Managed Datasets (Recommended)

These are datasets created via the UI, SDK, or from traces, and reside within your HoneyHive project. They are identified by a unique dataset_id.

  • Pros: Centralized, collaborative, reusable across experiments.

  • How to use: Create the dataset beforehand (see the Creating Datasets Section). Then, pass its dataset_id to the evaluate function.

    from honeyhive import evaluate
    # Assume function_to_evaluate and evaluators are defined elsewhere
    
    if __name__ == "__main__":
        evaluate(
            function=function_to_evaluate,
            hh_api_key='<HONEYHIVE_API_KEY>',
            hh_project='<HONEYHIVE_PROJECT>',
            name='Sample Experiment with Managed Dataset',
            # Pass the ID of your HoneyHive-managed dataset
            dataset_id='<your-dataset-id>',
            evaluators=[...],
            server_url='<HONEYHIVE_SERVER_URL>' # Optional
        )
    

In-Code Datasets

These datasets are defined as Python lists of dictionaries (or TypeScript arrays of objects) directly within your evaluation script.

  • Pros: Simple for quick tests, self-contained within code.

  • Cons: Harder to share, manage, version, and reuse; not suitable for large datasets.

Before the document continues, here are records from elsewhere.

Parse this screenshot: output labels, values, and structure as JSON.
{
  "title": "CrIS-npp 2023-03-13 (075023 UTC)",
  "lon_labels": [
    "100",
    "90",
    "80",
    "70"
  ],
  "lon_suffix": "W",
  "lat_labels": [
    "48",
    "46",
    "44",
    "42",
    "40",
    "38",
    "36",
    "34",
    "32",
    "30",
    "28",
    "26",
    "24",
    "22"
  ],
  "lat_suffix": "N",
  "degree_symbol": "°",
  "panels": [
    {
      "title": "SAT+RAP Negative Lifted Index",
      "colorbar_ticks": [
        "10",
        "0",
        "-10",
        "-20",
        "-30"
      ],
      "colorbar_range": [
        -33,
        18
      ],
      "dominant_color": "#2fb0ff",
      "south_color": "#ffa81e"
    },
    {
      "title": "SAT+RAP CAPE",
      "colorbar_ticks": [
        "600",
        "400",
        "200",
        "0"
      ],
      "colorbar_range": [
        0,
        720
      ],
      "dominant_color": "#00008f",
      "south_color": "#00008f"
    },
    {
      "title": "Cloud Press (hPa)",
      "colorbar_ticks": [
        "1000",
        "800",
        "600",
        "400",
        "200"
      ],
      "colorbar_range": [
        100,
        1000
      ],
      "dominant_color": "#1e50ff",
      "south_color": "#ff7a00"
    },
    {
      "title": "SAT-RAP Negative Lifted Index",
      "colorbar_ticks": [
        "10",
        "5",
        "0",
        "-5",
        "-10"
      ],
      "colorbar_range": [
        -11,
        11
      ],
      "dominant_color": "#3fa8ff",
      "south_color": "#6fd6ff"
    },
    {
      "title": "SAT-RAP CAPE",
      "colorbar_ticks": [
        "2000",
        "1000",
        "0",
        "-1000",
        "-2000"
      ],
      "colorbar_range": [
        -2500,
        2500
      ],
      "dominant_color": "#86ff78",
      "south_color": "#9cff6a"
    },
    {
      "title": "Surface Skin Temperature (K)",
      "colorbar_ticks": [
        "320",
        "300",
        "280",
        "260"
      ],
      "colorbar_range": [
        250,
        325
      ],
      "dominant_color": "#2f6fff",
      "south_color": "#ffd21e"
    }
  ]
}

  • How to use: Define the list, ensuring fields are nested under inputs, ground_truths, etc., and pass it via the dataset parameter to evaluate.

    dataset = [
        {
            "inputs": {"prompt": "Translate 'hello' to French"},
            "ground_truths": {"expected_translation": "Bonjour"}
        },
        {
            "inputs": {"prompt": "Translate 'world' to French"},
            "ground_truths": {"expected_translation": "Monde"}
        }
        # ... more datapoints
    ]
    
    if __name__ == "__main__":
        evaluate(
            function=function_to_evaluate,
            hh_api_key='<HONEYHIVE_API_KEY>',
            hh_project='<HONEYHIVE_PROJECT>',
            name='Sample Experiment with In-Code Dataset',
            # Pass the list directly
            dataset=dataset,
            evaluators=[...],
            server_url='<HONEYHIVE_SERVER_URL>' # Optional
        )
    

    Datasets always have an ID. For in-code datasets, an ID is automatically generated (prefixed with EXT- followed by a hash of the content, e.g., EXT-dc089d82c986a22921e0e773).

When calling evaluate, provide either the dataset_id (for managed datasets) or the dataset parameter (for in-code datasets), but never both.

Other Uses

While experiments are the primary application, HoneyHive datasets can also be:

  • Exported for fine-tuning language models on your specific data.
  • Used as benchmark sets in CI/CD pipelines to automate quality checks and prevent performance regressions.

Exporting Datasets

You can easily export datasets managed in HoneyHive for use in external processes:

  • How: Use the HoneyHive SDK to programmatically retrieve dataset contents. See Export Guide.
  • Why: Export data for fine-tuning models, running evaluations in custom environments, archiving, or analysis with other tools.